Overall bank systemic risk has declined over the past six months, but continued rapid credit growth in some countries could lead to renewed deterioration over the next six months, says Fitch Ratings.

In a special report issued today, Fitch says that strengthening in a number of banking systems has reduced systemic risk in the banking sector. “Bank systemic risk has eased marginally overall in the past six months” says Richard Fox, senior director in Fitch’s Sovereign team. “Twelve banking systems have seen appreciable strengthening and the number of countries in the highest risk categories has fallen to 40 from 45, out of a total of 81 systems monitored.”

Spain and Switzerland have moved into the highest category of the Fitch Banking System Indicator, which is a measure of intrinsic banking system quality or strength.

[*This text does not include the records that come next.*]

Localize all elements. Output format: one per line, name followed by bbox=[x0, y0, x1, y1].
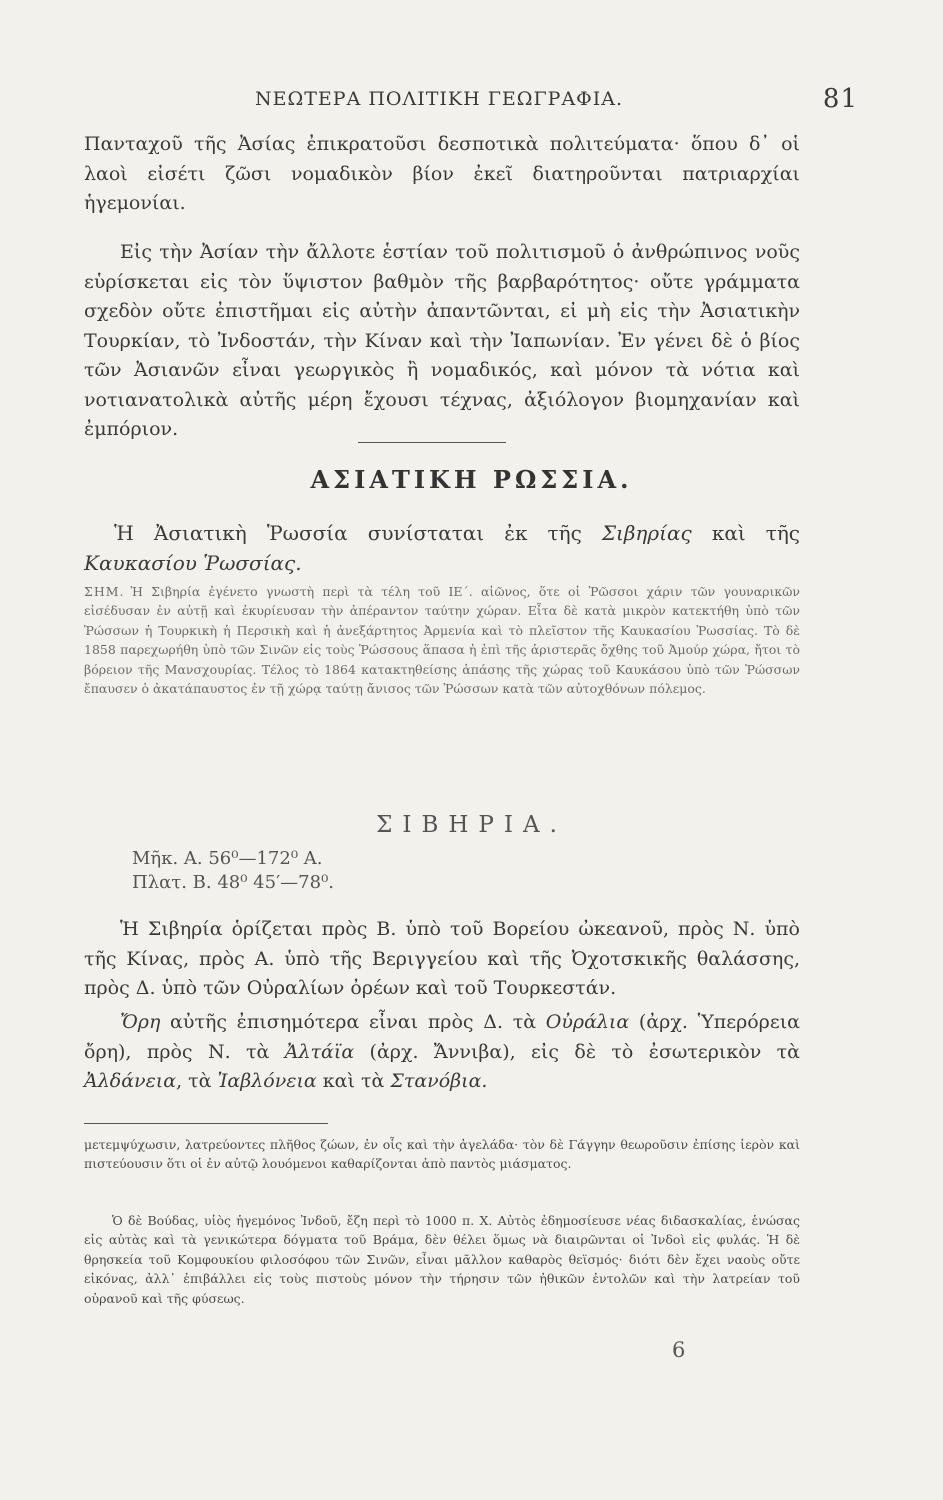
term-siberia: Σιβηρίας bbox=[601, 521, 692, 545]
intro-text-a: Ἡ Ἀσιατικὴ Ῥωσσία συνίσταται ἐκ τῆς bbox=[114, 521, 602, 545]
mountains-text-d: , τὰ bbox=[176, 1070, 218, 1092]
term-stanovoi: Στανόβια. bbox=[390, 1070, 488, 1092]
paragraph-siberia-mountains bbox=[84, 1008, 800, 1097]
mountains-text-c: (ἀρχ. Ἄννιβα), εἰς δὲ τὸ ἐσωτερικὸν τὰ bbox=[354, 1040, 800, 1063]
paragraph-governments: Πανταχοῦ τῆς Ἀσίας ἐπικρατοῦσι δεσποτικὰ πολιτεύματα· ὅπου δ᾽ οἱ λαοὶ εἰσέτι ζῶσι νομαδικὸν βίον ἐκεῖ διατηροῦνται πατριαρχίαι ἡγεμονίαι. bbox=[84, 133, 800, 214]
note-label: ΣΗΜ. bbox=[84, 584, 125, 599]
mountains-text-b: (ἀρχ. Ὑπερόρεια ὄρη), πρὸς Ν. τὰ bbox=[84, 1011, 800, 1063]
intro-text-b: καὶ τῆς bbox=[691, 521, 801, 545]
page-number: 81 bbox=[822, 84, 858, 114]
term-altai: Ἀλτάϊα bbox=[284, 1040, 355, 1063]
historical-note bbox=[84, 582, 800, 698]
footnote-buddha: Ὁ δὲ Βούδας, υἱὸς ἡγεμόνος Ἰνδοῦ, ἔζη περὶ τὸ 1000 π. Χ. Αὐτὸς ἐδημοσίευσε νέας διδασκαλίας, ἑνώσας εἰς αὐτὰς καὶ τὰ γενικώτερα δόγματα τοῦ Βράμα, δὲν θέλει ὅμως νὰ διαιρῶνται οἱ Ἰνδοὶ εἰς φυλάς. Ἡ δὲ θρησκεία τοῦ Κομφουκίου φιλοσόφου τῶν Σινῶν, εἶναι μᾶλλον καθαρὸς θεϊσμός· διότι δὲν ἔχει ναοὺς οὔτε εἰκόνας, ἀλλ᾽ ἐπιβάλλει εἰς τοὺς πιστοὺς μόνον τὴν τήρησιν τῶν ἠθικῶν ἐντολῶν καὶ τὴν λατρείαν τοῦ οὐρανοῦ καὶ τῆς φύσεως. bbox=[84, 1213, 800, 1306]
paragraph-russia-intro bbox=[84, 518, 800, 578]
heading-asiatic-russia: ΑΣΙΑΤΙΚΗ ΡΩΣΣΙΑ. bbox=[310, 465, 633, 494]
term-aldan: Ἀλδάνεια bbox=[84, 1070, 177, 1092]
note-text: Ἡ Σιβηρία ἐγένετο γνωστὴ περὶ τὰ τέλη τοῦ ΙΕ΄. αἰῶνος, ὅτε οἱ Ῥῶσσοι χάριν τῶν γουναρικῶν εἰσέδυσαν ἐν αὐτῇ καὶ ἐκυρίευσαν τὴν ἀπέραντον ταύτην χώραν. Εἶτα δὲ κατὰ μικρὸν κατεκτήθη ὑπὸ τῶν Ῥώσσων ἡ Τουρκικὴ ἡ Περσικὴ καὶ ἡ ἀνεξάρτητος Ἀρμενία καὶ τὸ πλεῖστον τῆς Καυκασίου Ῥωσσίας. Τὸ δὲ 1858 παρεχωρήθη ὑπὸ τῶν Σινῶν εἰς τοὺς Ῥώσσους ἅπασα ἡ ἐπὶ τῆς ἀριστερᾶς ὄχθης τοῦ Ἀμούρ χώρα, ἤτοι τὸ βόρειον τῆς Μανσχουρίας. Τέλος τὸ 1864 κατακτηθείσης ἁπάσης τῆς χώρας τοῦ Καυκάσου ὑπὸ τῶν Ῥώσσων ἔπαυσεν ὁ ἀκατάπαυστος ἐν τῇ χώρᾳ ταύτῃ ἄνισος τῶν Ῥώσσων κατὰ τῶν αὐτοχθόνων πόλεμος. bbox=[84, 584, 800, 697]
mountains-text-e: καὶ τὰ bbox=[316, 1070, 391, 1092]
mountains-text-a: αὐτῆς ἐπισημότερα εἶναι πρὸς Δ. τὰ bbox=[160, 1011, 546, 1033]
footnote-rule bbox=[84, 1123, 328, 1124]
section-divider bbox=[358, 442, 506, 443]
paragraph-siberia-borders: Ἡ Σιβηρία ὁρίζεται πρὸς Β. ὑπὸ τοῦ Βορείου ὠκεανοῦ, πρὸς Ν. ὑπὸ τῆς Κίνας, πρὸς Α. ὑπὸ τῆς Βεριγγείου καὶ τῆς Ὀχοτσκικῆς θαλάσσης, πρὸς Δ. ὑπὸ τῶν Οὐραλίων ὀρέων καὶ τοῦ Τουρκεστάν. bbox=[84, 918, 800, 999]
term-caucasian-russia: Καυκασίου Ῥωσσίας. bbox=[84, 551, 302, 575]
term-ural: Οὐράλια bbox=[545, 1011, 630, 1033]
term-yablonoi: Ἰαβλόνεια bbox=[217, 1070, 317, 1092]
paragraph-civilization: Εἰς τὴν Ἀσίαν τὴν ἄλλοτε ἑστίαν τοῦ πολιτισμοῦ ὁ ἀνθρώπινος νοῦς εὑρίσκεται εἰς τὸν ὕψιστον βαθμὸν τῆς βαρβαρότητος· οὔτε γράμματα σχεδὸν οὔτε ἐπιστῆμαι εἰς αὐτὴν ἀπαντῶνται, εἰ μὴ εἰς τὴν Ἀσιατικὴν Τουρκίαν, τὸ Ἰνδοστάν, τὴν Κίναν καὶ τὴν Ἰαπωνίαν. Ἐν γένει δὲ ὁ βίος τῶν Ἀσιανῶν εἶναι γεωργικὸς ἢ νομαδικός, καὶ μόνον τὰ νότια καὶ νοτιανατολικὰ αὐτῆς μέρη ἔχουσι τέχνας, ἀξιόλογον βιομηχανίαν καὶ ἐμπόριον. bbox=[84, 241, 800, 440]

Austria and Germany also move up a category to BSI ‘B’ denoting a strong/high quality banking system. Canada is currently in the B category too. Of developed country systems, 90% are now concentrated in these top two categories.

Fitch reports that Japan has also improved a notch to enter the BSI ‘C’ category. Emerging market banking systems have also strengthened. Those in the BSI ‘B’ category, which rank on a par with the typical developed country system, increase to nine, with the addition of Bahrain, Czech Republic, Mexico and Qatar, the rating agency says. In addition, Brazil, Latvia and Oman move up into the ‘C’ category. However, half of all emerging market banking systems remain ‘weak’ and a further 20% ‘very weak’.

Macro-prudential risk is indicated by excessive lending growth when accompanied by either strong asset price appreciation and/or real exchange rate strength and is often a precursor to systemic problems. Fitch measures these risks with its Macro-Prudential Indicator.

The MPI has increased slightly since February, it says. Five countries – Austria, Czech Republic, India, Slovakia and Slovenia – move up into the “moderate risk” (MPI 2) category. But Malta and Norway move into lower risk categories. No new countries move into the highest MPI 3 category, which now contains just five countries – Azerbaijan, Iceland, Ireland, Russia and South Africa. Canada is rated in the least risky category.

The number of countries in any of the highest risk categories – BSI D or E or MPI 3 – of Fitch’s Systemic Risk Matrix has fallen to 40, with Central and Eastern Europe and Latin America accounting for over half of them.

“Macro-prudential data suggests potentially increasing stress in a number of countries, which could result in them moving into higher MPI categories in six months time,” Fitch notes. “Romania and Ukraine, both with relatively weak (BSI D) banking systems, could move into the MPI 3 category. Ecuador, France, UAE and Venezuela could move into the MPI 2 category.” However, Fitch stresses that developments to date in 2006 provide only a partial indication of possible changes. All the series on which the MPI assessment is based are volatile and notoriously difficult to forecast, it adds.